Sites named for new NATO bases in Eastern Europe

The Moscow Times: 01. September 2014
By Alexey Eremenko

A soldier from the US Pennsylvania National Guard (L) speaks to a Lithuanian soldier as they take part in a field training exercise during the first phase Saber Strike 2014, at the Rukla military base, Lithuania, on June 14, 2014.

The five NATO new bases intended to contain the Russian threat will be located in Poland, Romania, Lithuania, Latvia and Estonia, a German newspaper reported Sunday.
The bases will be used for logistics, reconnaissance and mission planning, and will boast permanent multinational staffs of between 300 and 600 employees per base, Frankfurter Allgemeine Zeitung reported.

The workforce figures exclude actual troops, whose deployment in Eastern Europe is limited by a 1997 treaty between Russia and NATO known as the Founding Act, the report said.
But "small contingents" of NATO troops will be present at the bases at all times, the daily said, citing a classified draft plan of the alliance's revamp.

In addition, NATO will have a 4,000-strong rapid reaction force ready to deploy in the east within two to seven days, the report said.
The figure was placed at 10,000 by The Financial Times on Saturday. The discrepancy could not be immediately reconciled.

A specialist inspects Canadian Air Task Force jet CF-188 after landing in the Siauliai air base, Lithuania.

The plan will be discussed at an upcoming NATO summit in Wales next week, the newspaper said.
The document explicitly lists Russia as a threat and says the boosting of NATO's military presence in the east is tasked with protecting the alliance's new members from Russia.

NATO publicly voiced plans to boost its eastern defenses last week, but gave no details. The organization expanded in the 1990s and 2000s to include Eastern European countries that were previously members of the Moscow-run Warsaw Pact.

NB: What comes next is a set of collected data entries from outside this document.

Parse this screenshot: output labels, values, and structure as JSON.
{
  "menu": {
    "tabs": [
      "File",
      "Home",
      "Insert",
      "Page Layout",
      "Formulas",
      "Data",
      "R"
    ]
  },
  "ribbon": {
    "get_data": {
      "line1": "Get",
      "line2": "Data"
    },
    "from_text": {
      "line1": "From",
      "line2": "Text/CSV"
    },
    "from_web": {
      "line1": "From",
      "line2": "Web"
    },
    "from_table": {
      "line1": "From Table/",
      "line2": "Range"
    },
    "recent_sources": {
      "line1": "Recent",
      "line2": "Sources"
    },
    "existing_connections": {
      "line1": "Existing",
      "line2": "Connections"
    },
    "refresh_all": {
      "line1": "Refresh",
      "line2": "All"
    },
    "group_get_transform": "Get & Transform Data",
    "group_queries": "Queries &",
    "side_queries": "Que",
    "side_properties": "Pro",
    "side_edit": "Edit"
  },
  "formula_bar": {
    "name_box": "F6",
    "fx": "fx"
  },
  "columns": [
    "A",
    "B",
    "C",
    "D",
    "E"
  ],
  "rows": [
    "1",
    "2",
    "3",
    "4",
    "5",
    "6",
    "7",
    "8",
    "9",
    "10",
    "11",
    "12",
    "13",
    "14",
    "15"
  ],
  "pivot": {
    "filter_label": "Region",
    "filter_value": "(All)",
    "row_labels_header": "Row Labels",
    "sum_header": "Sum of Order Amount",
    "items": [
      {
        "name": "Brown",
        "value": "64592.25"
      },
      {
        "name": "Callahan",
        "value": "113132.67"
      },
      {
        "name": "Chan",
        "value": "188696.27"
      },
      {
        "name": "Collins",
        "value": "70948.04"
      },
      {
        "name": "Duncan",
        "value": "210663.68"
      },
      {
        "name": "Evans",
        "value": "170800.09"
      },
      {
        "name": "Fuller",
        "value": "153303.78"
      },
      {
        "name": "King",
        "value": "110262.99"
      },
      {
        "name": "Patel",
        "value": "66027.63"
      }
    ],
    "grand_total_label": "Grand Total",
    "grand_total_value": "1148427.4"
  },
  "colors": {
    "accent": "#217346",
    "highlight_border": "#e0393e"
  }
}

Poland, the Baltic states and Canada — also a NATO member — called for a repeal of the 1997 Russia-NATO Founding Act, Der Spiegel magazine said Sunday, citing unnamed sources at NATO and the German government.

NATO accused Russia last week of having dispatched a limited military contingent to eastern Ukraine to help the flagging pro-Russian insurgency there. Official Moscow denied backing the rebels, who pushed back official Kiev's forces last week.
NATO suspended cooperation with Russia in May following the outbreak of civil strife in Ukraine.